Global coloniality, the imperial difference, and the trajectories of the former socialist East European nations
The second lecture of this series of special lectures dedicated to Russia’s Invasion of Ukraine will address how global coloniality, a concept that in itself was a product of the end of the Cold War and the pessimism of the global left, has affected the locales that are usually left out of the most discussions of imperial-colonial relations – the Eastern European nations at the crossroads of different imperial rivalries and clashes. In particular, we will address the issue of the imperial difference that helps to better understand the Eastern European predicament. We will also touch upon the darker colonial side of the state socialist and particularly Soviet modernity with its internationalist rhetoric and colonialist logic, and the trope of recolonization presented as decolonization. Finally, we will try to make sense of the postsocialist neoliberal realities, and the ways Eastern European nations imagine their survival and refuturing.

About Madina

Madina Tlostanova is a decolonial feminist verbal artist and professor of postcolonial feminisms at the Department of Thematic Studies (Gender studies) at Linköping University, Sweden. She focuses on decolonial thought, postsocialist human condition, artivism, feminisms of the Global South, critical future studies. She has authored twelve scholarly books and 285 articles translated into several languages.
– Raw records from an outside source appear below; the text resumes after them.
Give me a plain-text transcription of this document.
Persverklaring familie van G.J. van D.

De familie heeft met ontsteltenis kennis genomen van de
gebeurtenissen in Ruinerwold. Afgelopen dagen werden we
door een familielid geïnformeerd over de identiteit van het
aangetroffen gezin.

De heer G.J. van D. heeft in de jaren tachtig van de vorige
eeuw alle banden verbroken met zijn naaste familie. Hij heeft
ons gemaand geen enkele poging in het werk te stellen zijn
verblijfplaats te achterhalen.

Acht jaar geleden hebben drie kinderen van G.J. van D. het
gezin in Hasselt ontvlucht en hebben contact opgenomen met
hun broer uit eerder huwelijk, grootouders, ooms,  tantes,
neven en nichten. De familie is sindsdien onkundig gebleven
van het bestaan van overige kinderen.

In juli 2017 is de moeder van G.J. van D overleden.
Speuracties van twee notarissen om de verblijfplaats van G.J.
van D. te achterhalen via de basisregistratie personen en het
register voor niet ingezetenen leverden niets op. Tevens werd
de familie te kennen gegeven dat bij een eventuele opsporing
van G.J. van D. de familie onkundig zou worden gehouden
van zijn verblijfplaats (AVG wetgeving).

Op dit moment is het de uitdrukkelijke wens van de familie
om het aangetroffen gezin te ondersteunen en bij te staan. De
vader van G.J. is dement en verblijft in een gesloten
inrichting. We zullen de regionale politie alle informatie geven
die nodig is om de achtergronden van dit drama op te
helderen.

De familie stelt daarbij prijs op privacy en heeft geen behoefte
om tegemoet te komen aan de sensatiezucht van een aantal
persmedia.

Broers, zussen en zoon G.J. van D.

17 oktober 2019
Her most recent books include What Does it Mean to be Post-Soviet? Decolonial Art from the Ruins of the Soviet Empire (Duke University Press, 2018), A New Political Imagination. Making the Case (co-authored with Tony Fry Routledge, 2020), Деколониальность знания, бытия и ощущения (Decoloniality of knowledge, being and sensing). Almaty (Kazakhstan): Center of Contemporary Culture Tselinny, 2020 and a coedited volume (with Redi Koobak and Suruchi Thapar-Björkert)  Postcolonial and Postsocialist Dialogues. Intersections, Opacities, Challenges in Feminist Theorizing and Practice. Routledge, 2021.